Europe’s third ban on the U.S. defense tech giant in two months is not a coincidence. It is a coordinated signal that the transatlantic tech relationship is fracturing along security lines.
The Spanish government has ordered state-controlled entities to blacklist Palantir Technologies, Middle East Eye reported, making Spain the third European country to ban its agencies from working with the Miami-based AI and data analytics firm. The directive, which took effect July 1, instructs companies overseen by Spain’s State Society of Industrial Participations (SEPI) to halt all future contracting with Palantir over what officials describe as growing concern about the potential misuse of classified information linked to national security.
The Companies Affected Tell the Story
The SEPI directive hits entities responsible for some of Spain’s most sensitive state communications and military intelligence operations. TechStory confirmed that Telefonica, Indra, and military shipbuilder Navantia are all covered by the ban. These are not peripheral contractors. Telefonica operates critical telecommunications infrastructure across Spain and Latin America. Indra is one of Europe’s largest defense electronics firms. Navantia builds warships for the Spanish navy and NATO allies.
The scope signals that Madrid views Palantir’s access to state data as a systemic risk, not a contract-by-contract evaluation. When a government bans a vendor from its telecoms operator, its defense electronics champion, and its naval shipbuilder simultaneously, it is drawing a line around sovereign data infrastructure.
The European Pattern
Spain follows France and Germany, both of which enacted similar bans within the past two months. The three-country cascade is moving fast enough to suggest coordination, or at minimum a shared intelligence assessment that triggered parallel decisions. LBC reported that Spain’s ban was implemented “quietly”, without a public announcement, which tracks with how France and Germany handled their respective restrictions.
The pattern raises uncomfortable questions for Palantir’s European commercial strategy. The company has invested heavily in winning NATO and EU defense contracts, positioning its Gotham and AIP platforms as the backbone of allied intelligence infrastructure. A growing blacklist among NATO’s European members directly undermines that pitch.
The Geopolitical Subtext
The structural driver behind these bans is not technical. It is political. Palantir co-founder Peter Thiel and CEO Alex Karp have deep financial and political ties to Donald Trump and the incoming U.S. administration. Spain’s Prime Minister Pedro Sanchez has been among the most vocal European critics of U.S. foreign policy direction, and the Palantir ban coincides with what multiple outlets describe as sharp geopolitical tension between Madrid and Washington.

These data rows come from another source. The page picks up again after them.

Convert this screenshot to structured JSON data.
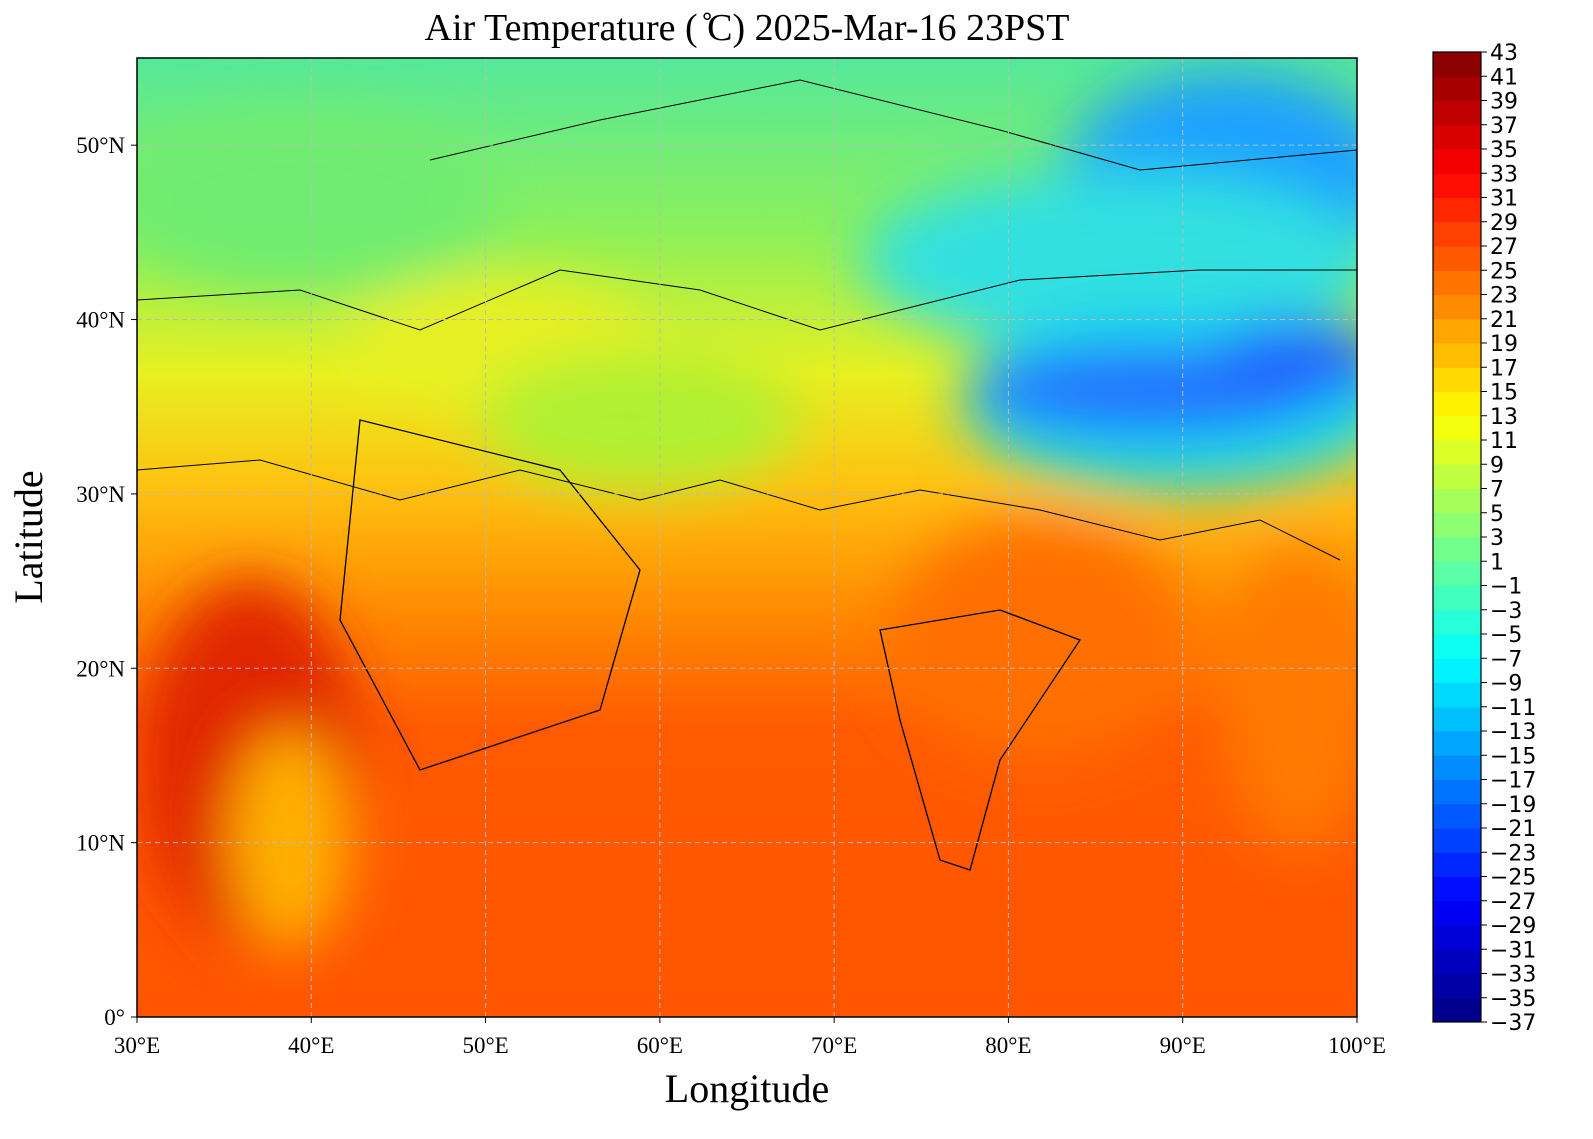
{
  "chart_data": {
    "type": "map",
    "title": "Air Temperature ( ̊C)  2025-Mar-16 23PST",
    "x_label": "Longitude",
    "y_label": "Latitude",
    "xlim": [
      30,
      100
    ],
    "ylim": [
      0,
      55
    ],
    "xticks": [
      {
        "value": 30,
        "label": "30°E"
      },
      {
        "value": 40,
        "label": "40°E"
      },
      {
        "value": 50,
        "label": "50°E"
      },
      {
        "value": 60,
        "label": "60°E"
      },
      {
        "value": 70,
        "label": "70°E"
      },
      {
        "value": 80,
        "label": "80°E"
      },
      {
        "value": 90,
        "label": "90°E"
      },
      {
        "value": 100,
        "label": "100°E"
      }
    ],
    "yticks": [
      {
        "value": 0,
        "label": "0°"
      },
      {
        "value": 10,
        "label": "10°N"
      },
      {
        "value": 20,
        "label": "20°N"
      },
      {
        "value": 30,
        "label": "30°N"
      },
      {
        "value": 40,
        "label": "40°N"
      },
      {
        "value": 50,
        "label": "50°N"
      }
    ],
    "grid": true,
    "colorbar": {
      "range": [
        -37,
        43
      ],
      "ticks": [
        43,
        41,
        39,
        37,
        35,
        33,
        31,
        29,
        27,
        25,
        23,
        21,
        19,
        17,
        15,
        13,
        11,
        9,
        7,
        5,
        3,
        1,
        {
          "value": -1,
          "label": "−1"
        },
        {
          "value": -3,
          "label": "−3"
        },
        {
          "value": -5,
          "label": "−5"
        },
        {
          "value": -7,
          "label": "−7"
        },
        {
          "value": -9,
          "label": "−9"
        },
        {
          "value": -11,
          "label": "−11"
        },
        {
          "value": -13,
          "label": "−13"
        },
        {
          "value": -15,
          "label": "−15"
        },
        {
          "value": -17,
          "label": "−17"
        },
        {
          "value": -19,
          "label": "−19"
        },
        {
          "value": -21,
          "label": "−21"
        },
        {
          "value": -23,
          "label": "−23"
        },
        {
          "value": -25,
          "label": "−25"
        },
        {
          "value": -27,
          "label": "−27"
        },
        {
          "value": -29,
          "label": "−29"
        },
        {
          "value": -31,
          "label": "−31"
        },
        {
          "value": -33,
          "label": "−33"
        },
        {
          "value": -35,
          "label": "−35"
        },
        {
          "value": -37,
          "label": "−37"
        }
      ]
    }
  }
}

This matters for investors because it reframes Palantir’s government contracts as geopolitical liabilities, not just revenue lines. When Palantir reported Q1 2026 earnings in May, the company highlighted its Defense Department relationships and its AIP platform’s momentum. European bans introduce a new risk: that the company’s political associations in the U.S. are actively costing it government business abroad.
The Military Exception
Despite the broader blacklist, Palantir maintains one notable exception. The company holds an active 16.5 million euro contract with Spain’s Armed Forces Intelligence Center (CIFAS), signed in 2023 and scheduled to expire in November. The fact that Madrid left this contract intact while banning everything else suggests the military intelligence relationship is too operationally embedded to sever immediately, but the direction of travel is clear.
What This Means for Defense Tech
For the defense technology sector broadly, Spain’s ban accelerates a trend that has been building since 2025: European governments are re-evaluating whether American tech companies with close political ties to the U.S. executive branch can be trusted with sovereign data. The answer, increasingly, is no.
Palantir’s stock has already priced in strong U.S. government revenue growth. What the market has not fully priced is the risk that Europe, historically the company’s second-largest government market, is systematically closing its doors. Three bans in two months is not an anomaly. It is a policy direction.
The irony is that Palantir’s technology genuinely works. NATO allies have relied on Gotham for battlefield intelligence in Ukraine, and AIP has delivered measurable operational improvements across dozens of defense and intelligence applications. But the company’s political entanglements have turned a technology question into a sovereignty question, and European governments are answering it by building walls. For a company that derives roughly 55% of its revenue from government contracts, the erosion of an entire continent’s willingness to do business is not a headline risk. It is a structural one, and the question now is which NATO ally follows next.